Paul Thoroughgood completed his undergraduate degree in Agriculture from the University of Saskatchewan with a major in Agronomy. He is currently the Regional Agrologist for the Western Region of Canada with Ducks Unlimited Canada. In this role Paul works with the agriculture industry to develop and promote agricultural production systems that are economically viable and provide improved habitat. Paul and his wife Leanne also own and operate a grain farm near Moose Jaw.

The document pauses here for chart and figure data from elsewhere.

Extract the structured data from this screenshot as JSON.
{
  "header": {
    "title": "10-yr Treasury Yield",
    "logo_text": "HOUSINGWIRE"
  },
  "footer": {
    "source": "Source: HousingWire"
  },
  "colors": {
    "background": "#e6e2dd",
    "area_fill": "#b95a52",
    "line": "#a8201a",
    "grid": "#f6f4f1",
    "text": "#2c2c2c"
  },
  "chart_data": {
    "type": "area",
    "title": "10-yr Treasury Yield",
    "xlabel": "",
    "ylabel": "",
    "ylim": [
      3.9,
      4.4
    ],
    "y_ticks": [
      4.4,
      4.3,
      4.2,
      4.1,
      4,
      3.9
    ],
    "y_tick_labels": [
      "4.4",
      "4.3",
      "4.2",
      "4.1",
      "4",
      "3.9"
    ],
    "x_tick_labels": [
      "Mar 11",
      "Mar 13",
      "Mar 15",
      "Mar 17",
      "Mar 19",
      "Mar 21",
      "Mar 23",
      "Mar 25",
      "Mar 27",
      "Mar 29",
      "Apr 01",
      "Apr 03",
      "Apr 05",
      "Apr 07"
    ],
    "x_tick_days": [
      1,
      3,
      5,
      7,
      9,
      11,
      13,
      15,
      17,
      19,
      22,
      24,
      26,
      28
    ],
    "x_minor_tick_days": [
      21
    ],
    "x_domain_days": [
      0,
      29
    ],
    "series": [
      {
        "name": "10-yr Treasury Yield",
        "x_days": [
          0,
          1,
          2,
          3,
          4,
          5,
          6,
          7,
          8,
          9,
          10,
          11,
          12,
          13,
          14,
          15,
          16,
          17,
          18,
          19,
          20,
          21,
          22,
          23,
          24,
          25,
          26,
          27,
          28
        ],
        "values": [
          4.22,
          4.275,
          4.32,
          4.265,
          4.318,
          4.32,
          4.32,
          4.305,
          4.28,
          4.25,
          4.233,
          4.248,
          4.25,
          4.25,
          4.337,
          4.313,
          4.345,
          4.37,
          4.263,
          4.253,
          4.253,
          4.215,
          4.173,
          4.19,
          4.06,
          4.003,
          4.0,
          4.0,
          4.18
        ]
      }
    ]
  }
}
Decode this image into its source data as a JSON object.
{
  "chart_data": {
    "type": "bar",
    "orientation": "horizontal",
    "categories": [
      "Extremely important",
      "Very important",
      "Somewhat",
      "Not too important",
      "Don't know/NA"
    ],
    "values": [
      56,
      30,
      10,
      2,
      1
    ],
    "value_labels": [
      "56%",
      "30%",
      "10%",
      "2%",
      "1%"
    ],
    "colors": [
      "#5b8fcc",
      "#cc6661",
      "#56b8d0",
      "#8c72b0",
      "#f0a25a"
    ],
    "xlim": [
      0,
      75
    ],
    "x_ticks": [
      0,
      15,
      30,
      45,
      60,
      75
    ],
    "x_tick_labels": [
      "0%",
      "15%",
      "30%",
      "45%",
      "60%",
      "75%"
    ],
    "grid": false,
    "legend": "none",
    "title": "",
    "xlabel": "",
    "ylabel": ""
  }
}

Alfons Weersink has been a faculty member at the University of Guelph since obtaining his PhD at Cornell University in 1989. He had completed a Bachelor of Science in Agriculture at Guelph in 1982 before attending Montana State University to complete his Master’s in Applied Economics. His research efforts are often interdisciplinary due to the nature of agricultural economics. The impact of Alfons’ research is well recognized and has earned him several awards including the OAC Alumni Foundation Distinguished Researcher Award in 2006 and fellow of the Canadian Agricultural Economics Society (CAES) in 2014. He also received the OAC Alumni Foundation Distinguished Teaching Award in 2016.
Dr. Marian Weber is Principal Researcher with InnoTech Alberta and Adjunct Professor in Resource Economics and Environmental Sociology at University of Alberta. She has spent the past 20 years working with partners in government, academia and the private sector conducting applied research on agricultural and forest policy. Her current research is focused on evaluating the costs and benefits of agricultural beneficial management practices and business case analysis of ecosystem service market opportunities.